For veterinary practices, the impact of electronic prescribing is felt not only in speed, but in reduced friction across daily operations. Pharmacies receive veterinary prescriptions in a consistent, readable format that supports faster processing. Veterinary teams can review, approve, and respond to prescription requests within a single digital environment rather than juggling phone calls, fax queues, and fragmented communication. Workflow no longer depends on whether a fax machine is functioning, whether a page printed clearly, or whether staff are available to answer inbound calls. With platforms such as the VetWay Approval Portal and VetWay Electronic Prescribing network, veterinary practices gain a centralized system that consolidates prescription approvals, enables bidirectional communication with pharmacies, and supports true digital prescribing workflows. Veterinarians and staff can submit electronic prescriptions, view all pending and completed transactions in one place, respond instantly, and maintain accurate oversight of each patient’s medication history. While these improvements may appear incremental individually, across a full clinical day they translate into significant time savings and more predictable operations.
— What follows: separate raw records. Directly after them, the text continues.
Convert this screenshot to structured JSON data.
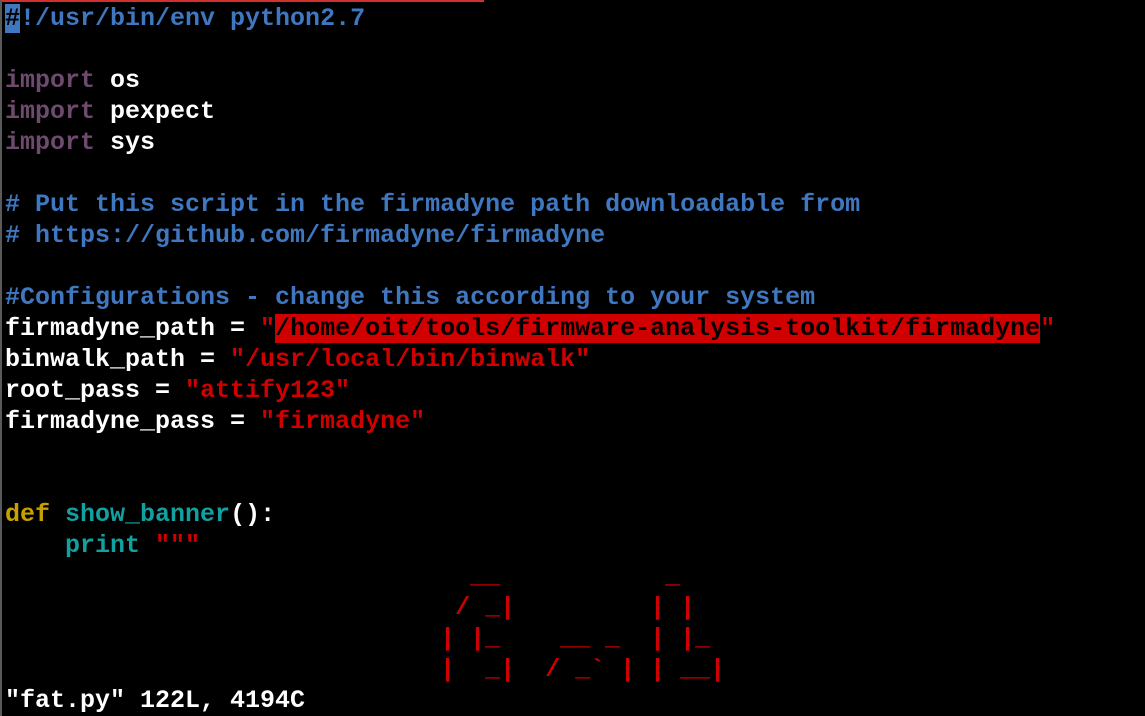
{
  "editor": {
    "shebang_cursor_char": "#",
    "shebang_rest": "!/usr/bin/env python2.7",
    "imports": [
      {
        "keyword": "import",
        "module": "os"
      },
      {
        "keyword": "import",
        "module": "pexpect"
      },
      {
        "keyword": "import",
        "module": "sys"
      }
    ],
    "comment1": "# Put this script in the firmadyne path downloadable from",
    "comment2": "# https://github.com/firmadyne/firmadyne",
    "comment3": "#Configurations - change this according to your system",
    "assignments": [
      {
        "name": "firmadyne_path = ",
        "q1": "\"",
        "value": "/home/oit/tools/firmware-analysis-toolkit/firmadyne",
        "q2": "\""
      },
      {
        "name": "binwalk_path = ",
        "value": "\"/usr/local/bin/binwalk\""
      },
      {
        "name": "root_pass = ",
        "value": "\"attify123\""
      },
      {
        "name": "firmadyne_pass = ",
        "value": "\"firmadyne\""
      }
    ],
    "def_keyword": "def",
    "func_name": "show_banner",
    "func_sig": "():",
    "print_indent": "    ",
    "print_keyword": "print",
    "print_string": " \"\"\"",
    "ascii_art": [
      "                               __           _",
      "                              / _|         | |",
      "                             | |_    __ _  | |_",
      "                             |  _|  / _` | | __|"
    ]
  },
  "status_line": "\"fat.py\" 122L, 4194C",
  "colors": {
    "comment": "#3f78c0",
    "keyword": "#6e4a6e",
    "def": "#c8a000",
    "function": "#12a0a0",
    "string": "#d00000",
    "search_highlight": "#d00000",
    "cursor": "#3f78c0"
  }
}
Fax consolidation services attempt to reduce some of the administrative burden by organizing incoming prescription requests into a single queue. While these solutions may improve visibility, they do not resolve the underlying limitations of fax-based veterinary prescribing. A fax remains unstructured, vulnerable to misinterpretation, and disconnected from patient-specific clinical data. Veterinary electronic prescribing, by contrast, supports safety features that faxing cannot, including allergy awareness, medication interaction visibility, and access to current prescription history at the point of approval. These capabilities are essential for modern veterinary medication management and cannot be replicated through fax-based systems.

Veterinary medicine is moving toward electronic prescribing because it aligns with how modern veterinary practices operate. Faster turnaround, clearer communication, safer medication workflows, and improved client experience are no longer optional. External prescription fulfillment will continue to grow, and veterinary practices will continue to manage approvals outside of their walls. The determining factor is not whether this reality exists, but whether practices rely on outdated fax-based tools or adopt veterinary electronic prescribing systems designed for today’s prescribing volume and complexity. Faxing reflects the past. Veterinary electronic prescribing represents the future.